The practice is spreading from area medical centers to community centers, from prisons to programs for parents of autistic children.

Its benefits are being tested in workplaces such as Google, in veterans' post-traumatic stress disorder programs, in attention deficit disorder clinics and even in tough neighborhoods.

Recently, a study result from the Shamatha Project linked mindfulness to lower levels of the stress hormone cortisol.

High levels of cortisol, produced by the adrenal gland, are linked to physical or emotional stress, and prolonged release of the hormone is considered a risk factor for mortality or disease.

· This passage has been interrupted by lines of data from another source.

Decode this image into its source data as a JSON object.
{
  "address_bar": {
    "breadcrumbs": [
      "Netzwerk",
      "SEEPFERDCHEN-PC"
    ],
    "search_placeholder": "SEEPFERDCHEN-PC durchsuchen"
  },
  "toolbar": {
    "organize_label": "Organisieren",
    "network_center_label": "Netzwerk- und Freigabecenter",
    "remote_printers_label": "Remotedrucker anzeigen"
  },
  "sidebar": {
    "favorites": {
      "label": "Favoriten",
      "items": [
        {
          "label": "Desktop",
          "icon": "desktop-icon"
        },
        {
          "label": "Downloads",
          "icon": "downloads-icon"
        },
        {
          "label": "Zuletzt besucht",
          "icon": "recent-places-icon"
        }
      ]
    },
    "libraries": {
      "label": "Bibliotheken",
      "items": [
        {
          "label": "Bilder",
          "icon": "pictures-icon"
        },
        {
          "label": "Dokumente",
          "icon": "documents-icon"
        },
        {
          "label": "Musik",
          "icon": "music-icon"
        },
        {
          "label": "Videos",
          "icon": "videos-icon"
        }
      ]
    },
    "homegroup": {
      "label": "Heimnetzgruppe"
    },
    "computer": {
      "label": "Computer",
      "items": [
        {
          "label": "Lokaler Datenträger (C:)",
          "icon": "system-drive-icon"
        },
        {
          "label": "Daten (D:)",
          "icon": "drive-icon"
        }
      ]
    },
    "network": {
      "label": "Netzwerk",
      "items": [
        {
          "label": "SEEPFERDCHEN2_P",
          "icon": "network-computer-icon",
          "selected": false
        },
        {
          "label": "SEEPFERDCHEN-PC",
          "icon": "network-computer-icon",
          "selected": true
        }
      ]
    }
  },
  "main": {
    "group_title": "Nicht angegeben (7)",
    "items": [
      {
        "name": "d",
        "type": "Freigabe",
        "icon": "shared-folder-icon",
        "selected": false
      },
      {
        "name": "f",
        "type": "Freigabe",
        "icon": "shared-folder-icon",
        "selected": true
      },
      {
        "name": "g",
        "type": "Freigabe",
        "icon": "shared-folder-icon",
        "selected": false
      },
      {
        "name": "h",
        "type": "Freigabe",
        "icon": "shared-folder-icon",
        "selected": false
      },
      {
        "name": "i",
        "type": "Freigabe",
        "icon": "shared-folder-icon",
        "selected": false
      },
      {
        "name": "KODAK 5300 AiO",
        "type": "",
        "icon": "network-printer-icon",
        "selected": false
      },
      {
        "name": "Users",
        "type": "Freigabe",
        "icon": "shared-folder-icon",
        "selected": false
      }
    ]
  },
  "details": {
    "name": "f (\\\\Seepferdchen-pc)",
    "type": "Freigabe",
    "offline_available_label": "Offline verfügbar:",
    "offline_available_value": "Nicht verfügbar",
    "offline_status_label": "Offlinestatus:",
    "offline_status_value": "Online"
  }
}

The Shamatha Project also found in 2010 that the feeling of well-being that comes from having meditated can lead to greater telomerase activity. Telomerase is an enzyme that is important for the long-term health of cells in the body.

Saron's project promises to continue to be a source of findings on the topic of mindfulness. It recently won a $2.3 million grant from the John Templeton Foundation to further its work for another three years.

Other clinical studies have concluded that mindful meditation may help reduce inflammation and act as a cooling agent for the body.

Mindfulness meditation can also help people deal with anger management, anxiety and depression.

In California, mindfulness meditation and yoga are taught in at least 20 prisons by volunteers with the Prison Yoga Project.

Tony Bernhard, a mindful-meditation teacher in Davis, warned that cultivating mindfulness takes more than intent.

"It's not like snapping your fingers and you're there," Bernhard said. "It's like learning a language or a musical instrument. It takes time and commitment and discipline."